I would try the 16 tooth and see where you're at. Keep in mind that it's a percentage, and if you get it down to say, 5% difference with the 16 tooth gear, you may only be a couple MPH difference off at highway speeds and not much at all around town.

What size tires are you running and what gears are in your truck? I've swapped speedo gears and have run many, many tire sizes and gear ratios and have never run into this issue.
 
There are two gears, the Driven gear is the one you can easily change, then there is the Worm gear, the Drive gear, on the output shaft of the transmission or transfer case

Changing the worm gear is usually not all that hard

1988 Ranger, manual or automatic?

2WD or 4x4?

2WD auto will be A4LD and I think the worm gear was machined on the output shaft so can't be changed

If you want to spend the money, $100+, you can get ratio adapters that attach to the transmission end of speedo cable, they use the Ford driven gears so can be adapted to tire changes, but they have an internal gear set the increases or decreases rpm ratios in situations like yours
Examples here: https://www.ebay.com/bhp/speedometer-ratio-adapter

You will not find +/- 11%, but that's not what you want, the ratio adapter you want puts you back into the Ford Driven gear ranges
 
I know not the answer you want but in my mustang the speedo is borderline useless because of the gear ratios and tires I'm running. When I take it for a cruise I just use my phone with a GPS speedo app.
 
I would try the 16 tooth and see where you're at. Keep in mind that it's a percentage, and if you get it down to say, 5% difference with the 16 tooth gear, you may only be a couple MPH difference off at highway speeds and not much at all around town.
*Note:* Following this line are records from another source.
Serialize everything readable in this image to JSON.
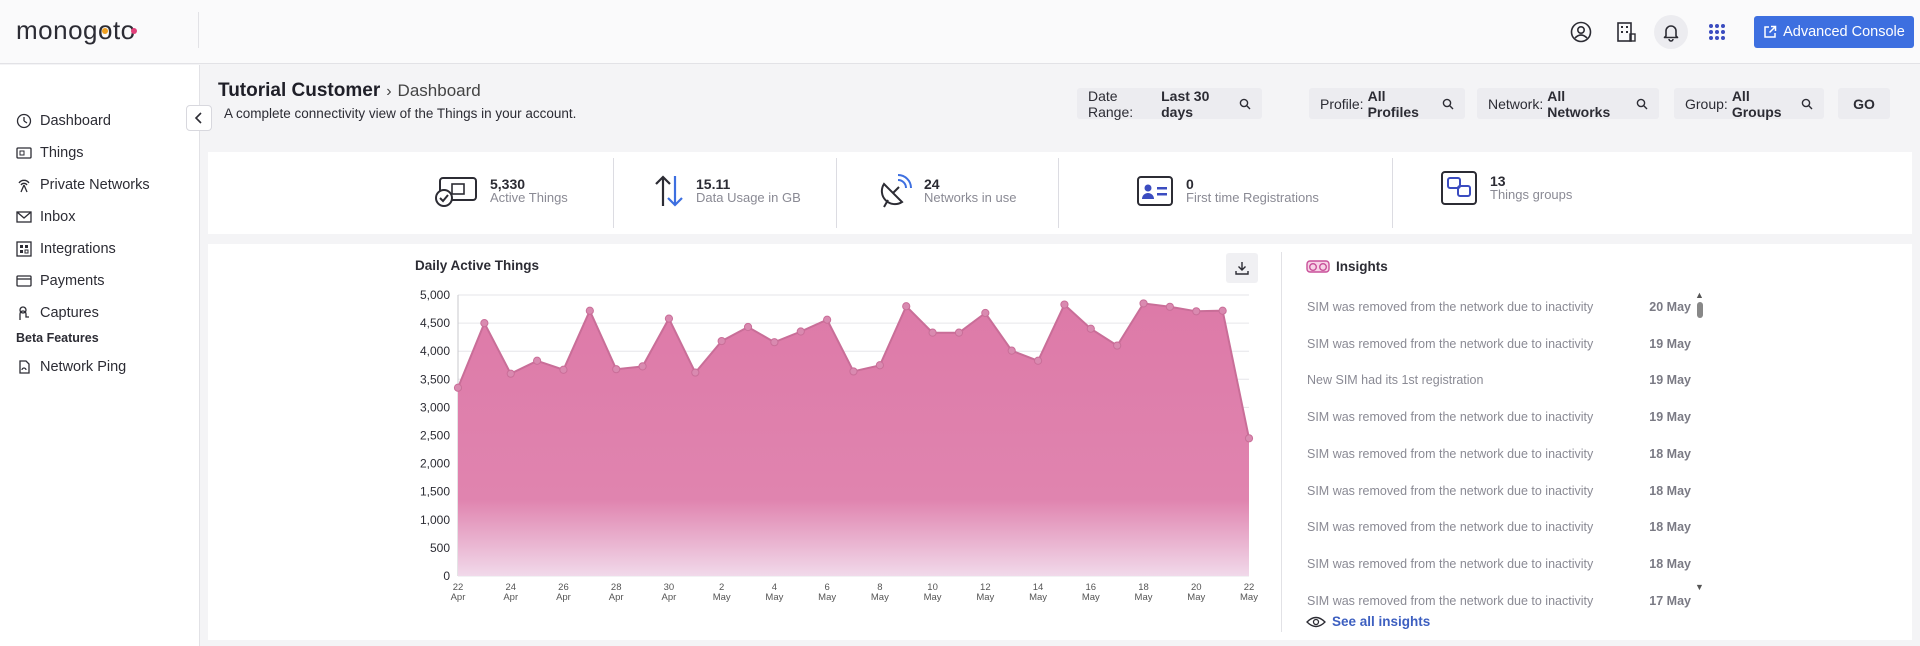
{
  "brand": {
    "logo_text": "monogoto",
    "accent": "#3d6fe0"
  },
  "topbar": {
    "icons": [
      "user-circle-icon",
      "building-icon",
      "bell-icon",
      "apps-grid-icon"
    ],
    "advanced_console_label": "Advanced Console"
  },
  "sidebar": {
    "items": [
      {
        "label": "Dashboard",
        "icon": "dashboard-icon"
      },
      {
        "label": "Things",
        "icon": "sim-card-icon"
      },
      {
        "label": "Private Networks",
        "icon": "antenna-icon"
      },
      {
        "label": "Inbox",
        "icon": "envelope-icon"
      },
      {
        "label": "Integrations",
        "icon": "integrations-icon"
      },
      {
        "label": "Payments",
        "icon": "card-icon"
      },
      {
        "label": "Captures",
        "icon": "capture-icon"
      }
    ],
    "beta_section_label": "Beta Features",
    "beta_items": [
      {
        "label": "Network Ping",
        "icon": "ping-icon"
      }
    ]
  },
  "header": {
    "title": "Tutorial Customer",
    "separator": "›",
    "breadcrumb": "Dashboard",
    "subtitle": "A complete connectivity view of the Things in your account."
  },
  "filters": {
    "date_range": {
      "label": "Date Range:",
      "value": "Last 30 days"
    },
    "profile": {
      "label": "Profile:",
      "value": "All Profiles"
    },
    "network": {
      "label": "Network:",
      "value": "All Networks"
    },
    "group": {
      "label": "Group:",
      "value": "All Groups"
    },
    "go_label": "GO"
  },
  "stats": [
    {
      "value": "5,330",
      "label": "Active Things",
      "icon": "active-things-icon"
    },
    {
      "value": "15.11",
      "label": "Data Usage in GB",
      "icon": "up-down-arrows-icon"
    },
    {
      "value": "24",
      "label": "Networks in use",
      "icon": "satellite-dish-icon"
    },
    {
      "value": "0",
      "label": "First time Registrations",
      "icon": "id-card-icon"
    },
    {
      "value": "13",
      "label": "Things groups",
      "icon": "groups-icon"
    }
  ],
  "chart_title": "Daily Active Things",
  "chart_data": {
    "type": "area",
    "title": "Daily Active Things",
    "x": [
      "22 Apr",
      "23 Apr",
      "24 Apr",
      "25 Apr",
      "26 Apr",
      "27 Apr",
      "28 Apr",
      "29 Apr",
      "30 Apr",
      "1 May",
      "2 May",
      "3 May",
      "4 May",
      "5 May",
      "6 May",
      "7 May",
      "8 May",
      "9 May",
      "10 May",
      "11 May",
      "12 May",
      "13 May",
      "14 May",
      "15 May",
      "16 May",
      "17 May",
      "18 May",
      "19 May",
      "20 May",
      "21 May",
      "22 May"
    ],
    "values": [
      3350,
      4500,
      3600,
      3830,
      3670,
      4720,
      3680,
      3730,
      4580,
      3620,
      4180,
      4430,
      4160,
      4350,
      4560,
      3640,
      3750,
      4800,
      4330,
      4330,
      4680,
      4010,
      3830,
      4830,
      4400,
      4100,
      4850,
      4790,
      4710,
      4720,
      2450
    ],
    "x_tick_labels": [
      [
        "22",
        "Apr"
      ],
      [
        "24",
        "Apr"
      ],
      [
        "26",
        "Apr"
      ],
      [
        "28",
        "Apr"
      ],
      [
        "30",
        "Apr"
      ],
      [
        "2",
        "May"
      ],
      [
        "4",
        "May"
      ],
      [
        "6",
        "May"
      ],
      [
        "8",
        "May"
      ],
      [
        "10",
        "May"
      ],
      [
        "12",
        "May"
      ],
      [
        "14",
        "May"
      ],
      [
        "16",
        "May"
      ],
      [
        "18",
        "May"
      ],
      [
        "20",
        "May"
      ],
      [
        "22",
        "May"
      ]
    ],
    "y_ticks": [
      "0",
      "500",
      "1,000",
      "1,500",
      "2,000",
      "2,500",
      "3,000",
      "3,500",
      "4,000",
      "4,500",
      "5,000"
    ],
    "ylim": [
      0,
      5000
    ],
    "xlabel": "",
    "ylabel": "",
    "grid": true,
    "color": "#e07ea8"
  },
  "insights": {
    "title": "Insights",
    "items": [
      {
        "text": "SIM was removed from the network due to inactivity",
        "date": "20 May"
      },
      {
        "text": "SIM was removed from the network due to inactivity",
        "date": "19 May"
      },
      {
        "text": "New SIM had its 1st registration",
        "date": "19 May"
      },
      {
        "text": "SIM was removed from the network due to inactivity",
        "date": "19 May"
      },
      {
        "text": "SIM was removed from the network due to inactivity",
        "date": "18 May"
      },
      {
        "text": "SIM was removed from the network due to inactivity",
        "date": "18 May"
      },
      {
        "text": "SIM was removed from the network due to inactivity",
        "date": "18 May"
      },
      {
        "text": "SIM was removed from the network due to inactivity",
        "date": "18 May"
      },
      {
        "text": "SIM was removed from the network due to inactivity",
        "date": "17 May"
      }
    ],
    "see_all_label": "See all insights"
  }
}
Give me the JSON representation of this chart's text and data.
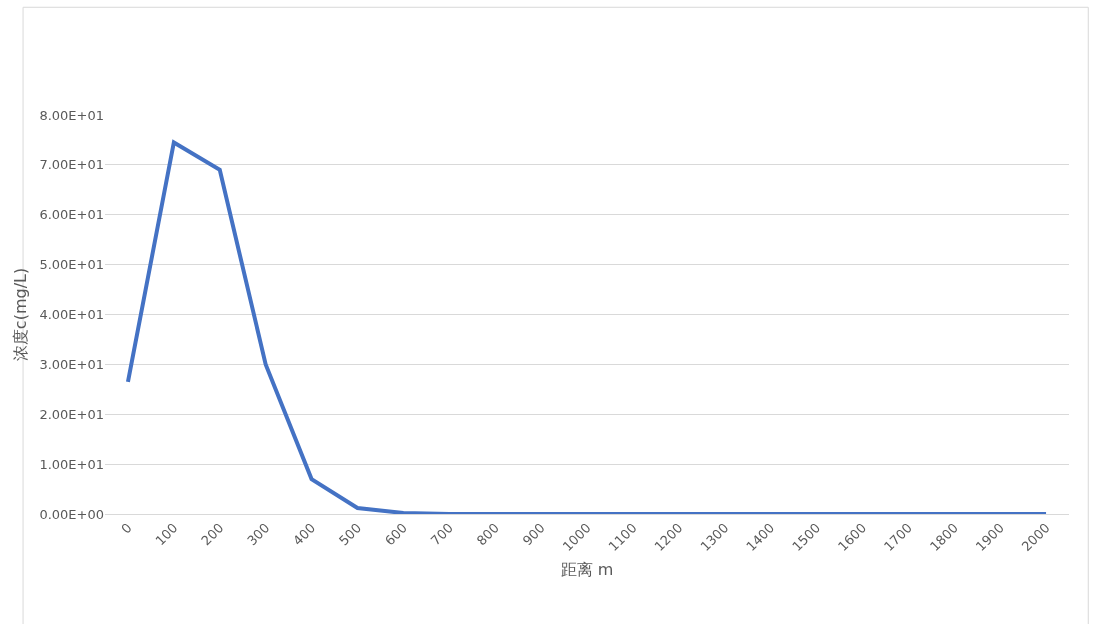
{
  "chart_data": {
    "type": "line",
    "xlabel": "距离 m",
    "ylabel": "浓度c(mg/L)",
    "categories": [
      "0",
      "100",
      "200",
      "300",
      "400",
      "500",
      "600",
      "700",
      "800",
      "900",
      "1000",
      "1100",
      "1200",
      "1300",
      "1400",
      "1500",
      "1600",
      "1700",
      "1800",
      "1900",
      "2000"
    ],
    "series": [
      {
        "color": "#4472c4",
        "values": [
          26.5,
          74.5,
          69,
          30,
          7,
          1.2,
          0.2,
          0,
          0,
          0,
          0,
          0,
          0,
          0,
          0,
          0,
          0,
          0,
          0,
          0,
          0
        ]
      }
    ],
    "ylim": [
      0,
      80
    ],
    "yticks": [
      {
        "value": 0,
        "label": "0.00E+00"
      },
      {
        "value": 10,
        "label": "1.00E+01"
      },
      {
        "value": 20,
        "label": "2.00E+01"
      },
      {
        "value": 30,
        "label": "3.00E+01"
      },
      {
        "value": 40,
        "label": "4.00E+01"
      },
      {
        "value": 50,
        "label": "5.00E+01"
      },
      {
        "value": 60,
        "label": "6.00E+01"
      },
      {
        "value": 70,
        "label": "7.00E+01"
      },
      {
        "value": 80,
        "label": "8.00E+01"
      }
    ],
    "grid": "y",
    "marker": "none",
    "line_style": "solid"
  }
}
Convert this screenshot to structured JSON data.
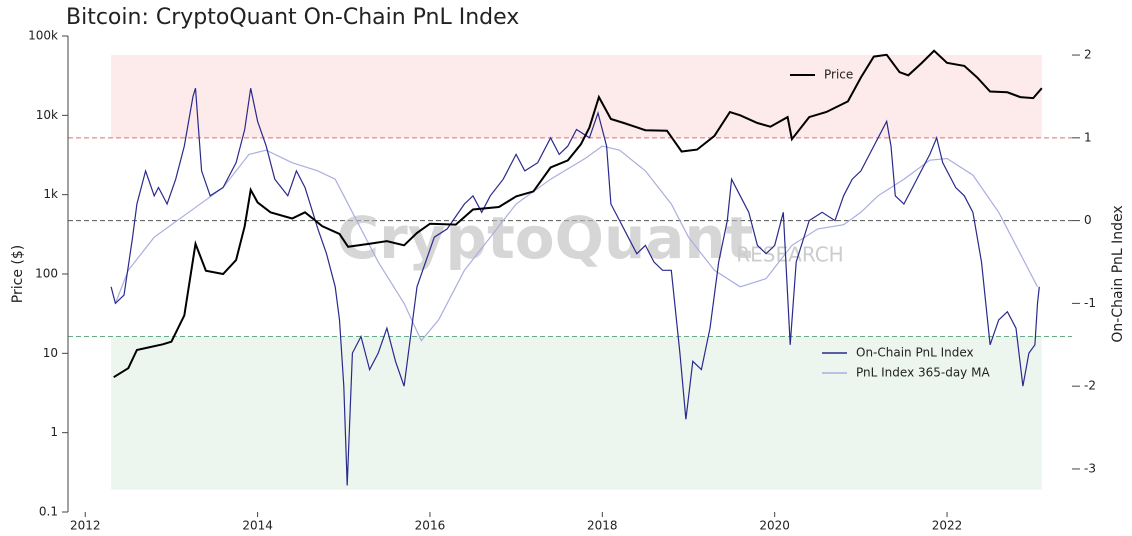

What size tires are you running and what gears are in your truck? I've swapped speedo gears and have run many, many tire sizes and gear ratios and have never run into this issue.

The 16 tooth is going to be about 7% error.
 
Doesnt jegs or summit sell different speedo gears? Seems like i ran across them years ago when i put 33s on a 79 F150.
 
The truck is a 4x4 manual. The tires are p235/75r15 and currently it has the white 17 tooth gear.
 
What gears are in the diff?
 
Not sure how to check that. Honestly I'm rather new at this working on my own vehicle thing.
 
There should be a tag on the diff with the numbers.
 
if theres no tag on the diff. get a buddy and spin both rear tires and count how many time times the driveshaft rotates per one full rotation of rear tires. the number of driveshaft rotations will give you an approximate gear ratio.
crude example: if the driveshaft spins 3 and a half times to one full tire rotation you have a 3.50 gear ratio.